BACKGROUND AND RELATED WORK

2. BACKGROUND AND RELATED WORK

The digital fields of malware and forensics are increasingly being combined to describe what Malin et al. (2008) term malware forensics. As a field of study in its own right, universities are now beginning to offer malware forensics either as a whole course/- module (University of Portsmouth, 2019) or as part of related modules, such as Digital Forensics (University of London, 2020).

The original motivation for this work arose from the realisation that digital forensic practitioners were conducting malware forensic investigations in a largely anecdotal manner. This may be in part due to the fact that there is little published material establishing a scientific basis for procedures applied to conducting a malware forensic investigation, and more specifically, for evaluating the tools to do so. Liu et al. (2017) applied malware ontology techniques to assist investigators by providing a means to categorise malware behaviour in terms of one of five broad categories. The definitions applied, lack a rationale and do not address malware that occupies more than one category. Furthermore, while helpful to a lay audience, the approach does not assist investigators in understanding the impact (if any) of any malware found on a computer under investigation.

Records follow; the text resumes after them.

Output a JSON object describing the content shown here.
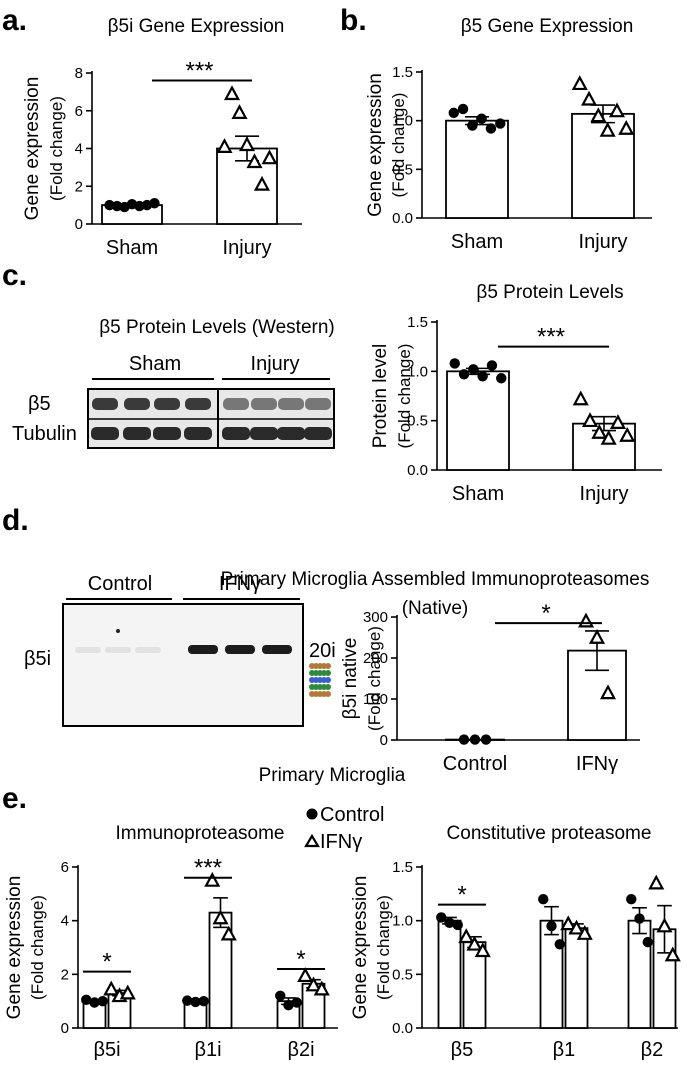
{
  "panel_labels": {
    "a": "a.",
    "b": "b.",
    "c": "c.",
    "d": "d.",
    "e": "e."
  },
  "western_c": {
    "title": "β5 Protein Levels (Western)",
    "groups": [
      "Sham",
      "Injury"
    ],
    "rows": [
      "β5",
      "Tubulin"
    ]
  },
  "blot_d": {
    "title_line1": "Primary Microglia Assembled Immunoproteasomes",
    "title_line2": "(Native)",
    "groups": [
      "Control",
      "IFNγ"
    ],
    "row": "β5i",
    "band_label": "20i"
  },
  "section_e_title": "Primary Microglia",
  "legend_e": {
    "control": "Control",
    "ifng": "IFNγ"
  },
  "colors": {
    "ink": "#000000",
    "bar_fill": "#ffffff",
    "blot_bg": "#f4f4f4"
  },
  "chart_data": [
    {
      "id": "a",
      "type": "bar",
      "title": "β5i Gene Expression",
      "ylabel_line1": "Gene expression",
      "ylabel_line2": "(Fold change)",
      "ylim": [
        0,
        8
      ],
      "yticks": [
        "0",
        "2",
        "4",
        "6",
        "8"
      ],
      "categories": [
        "Sham",
        "Injury"
      ],
      "values": [
        1.0,
        4.0
      ],
      "errors": [
        0.05,
        0.65
      ],
      "points": [
        [
          1.0,
          0.95,
          0.9,
          1.05,
          0.95,
          1.0,
          1.1
        ],
        [
          4.1,
          6.9,
          5.9,
          4.2,
          3.3,
          2.1,
          3.5
        ]
      ],
      "markers": [
        "dot",
        "tri"
      ],
      "significance": [
        {
          "from": 0,
          "to": 1,
          "text": "***",
          "y": 7.6
        }
      ]
    },
    {
      "id": "b",
      "type": "bar",
      "title": "β5 Gene Expression",
      "ylabel_line1": "Gene expression",
      "ylabel_line2": "(Fold change)",
      "ylim": [
        0,
        1.5
      ],
      "yticks": [
        "0.0",
        "0.5",
        "1.0",
        "1.5"
      ],
      "categories": [
        "Sham",
        "Injury"
      ],
      "values": [
        1.0,
        1.07
      ],
      "errors": [
        0.04,
        0.09
      ],
      "points": [
        [
          1.08,
          1.12,
          0.95,
          1.02,
          0.92,
          0.97
        ],
        [
          1.38,
          1.22,
          1.05,
          0.9,
          1.1,
          0.92
        ]
      ],
      "markers": [
        "dot",
        "tri"
      ],
      "significance": []
    },
    {
      "id": "c",
      "type": "bar",
      "title": "β5 Protein Levels",
      "ylabel_line1": "Protein level",
      "ylabel_line2": "(Fold change)",
      "ylim": [
        0,
        1.5
      ],
      "yticks": [
        "0.0",
        "0.5",
        "1.0",
        "1.5"
      ],
      "categories": [
        "Sham",
        "Injury"
      ],
      "values": [
        1.0,
        0.47
      ],
      "errors": [
        0.03,
        0.07
      ],
      "points": [
        [
          1.08,
          0.97,
          1.02,
          0.95,
          1.06,
          0.93
        ],
        [
          0.72,
          0.5,
          0.38,
          0.32,
          0.48,
          0.35
        ]
      ],
      "markers": [
        "dot",
        "tri"
      ],
      "significance": [
        {
          "from": 0,
          "to": 1,
          "text": "***",
          "y": 1.25
        }
      ]
    },
    {
      "id": "d",
      "type": "bar",
      "title": "",
      "ylabel_line1": "β5i native",
      "ylabel_line2": "(Fold change)",
      "ylim": [
        0,
        300
      ],
      "yticks": [
        "0",
        "100",
        "200",
        "300"
      ],
      "categories": [
        "Control",
        "IFNγ"
      ],
      "values": [
        1,
        218
      ],
      "errors": [
        0,
        48
      ],
      "points": [
        [
          1,
          1,
          1
        ],
        [
          290,
          250,
          115
        ]
      ],
      "markers": [
        "dot",
        "tri"
      ],
      "significance": [
        {
          "from": 0,
          "to": 1,
          "text": "*",
          "y": 285
        }
      ]
    },
    {
      "id": "e1",
      "type": "bar",
      "title": "Immunoproteasome",
      "ylabel_line1": "Gene expression",
      "ylabel_line2": "(Fold change)",
      "ylim": [
        0,
        6
      ],
      "yticks": [
        "0",
        "2",
        "4",
        "6"
      ],
      "categories": [
        "β5i",
        "β1i",
        "β2i"
      ],
      "series": [
        {
          "name": "Control",
          "values": [
            1.0,
            1.0,
            1.0
          ],
          "errors": [
            0.06,
            0.05,
            0.12
          ],
          "points": [
            [
              1.05,
              0.95,
              1.0
            ],
            [
              1.02,
              0.97,
              1.0
            ],
            [
              1.2,
              0.85,
              0.95
            ]
          ]
        },
        {
          "name": "IFNγ",
          "values": [
            1.3,
            4.3,
            1.65
          ],
          "errors": [
            0.1,
            0.55,
            0.15
          ],
          "points": [
            [
              1.45,
              1.2,
              1.3
            ],
            [
              5.5,
              4.1,
              3.5
            ],
            [
              1.95,
              1.6,
              1.45
            ]
          ]
        }
      ],
      "significance": [
        {
          "cat": 0,
          "text": "*",
          "y": 2.1
        },
        {
          "cat": 1,
          "text": "***",
          "y": 5.6
        },
        {
          "cat": 2,
          "text": "*",
          "y": 2.2
        }
      ]
    },
    {
      "id": "e2",
      "type": "bar",
      "title": "Constitutive proteasome",
      "ylabel_line1": "Gene expression",
      "ylabel_line2": "(Fold change)",
      "ylim": [
        0,
        1.5
      ],
      "yticks": [
        "0.0",
        "0.5",
        "1.0",
        "1.5"
      ],
      "categories": [
        "β5",
        "β1",
        "β2"
      ],
      "series": [
        {
          "name": "Control",
          "values": [
            1.0,
            1.0,
            1.0
          ],
          "errors": [
            0.03,
            0.13,
            0.12
          ],
          "points": [
            [
              1.03,
              0.98,
              0.96
            ],
            [
              1.2,
              0.95,
              0.78
            ],
            [
              1.2,
              1.02,
              0.8
            ]
          ]
        },
        {
          "name": "IFNγ",
          "values": [
            0.8,
            0.93,
            0.92
          ],
          "errors": [
            0.05,
            0.04,
            0.22
          ],
          "points": [
            [
              0.85,
              0.78,
              0.72
            ],
            [
              0.97,
              0.93,
              0.88
            ],
            [
              1.35,
              0.95,
              0.68
            ]
          ]
        }
      ],
      "significance": [
        {
          "cat": 0,
          "text": "*",
          "y": 1.15
        }
      ]
    }
  ]
}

The use of malware forensics is cited by Kim et al. (2014), who presented a model to investigate fraud using “malware forensic” techniques. Provataki and Katos (2013) offered a framework that extends the functionality of the Cuckoo sandbox (Cuckoo Foundation, 2016) to understand malware’s behaviour but not to evaluate the tools used to study such behaviour. Shosha et al. (2013) explored the limitations of dynamic malware analysis techniques for digital investigations, which are highlighted and propose a methodology to analyse malicious code running in forensically acquired computer memory. However, the methodology proposed is only applicable to the analysis of code running in memory and is not based on any formal requirements analysis.

A malware analysis approach was proposed by Ianelli et al. (2007), who suggested that the presence of malware can be addressed by examination of the network traffic logs. However, this suggestion assumes that such logs are more likely to be found in a corporate than domestic environment. Hence, a suspect accused of committing an offence via their home router will typically have far fewer logs and detail to assist their defence than in a commercial environment, where there would likely be more sophisticated logging available.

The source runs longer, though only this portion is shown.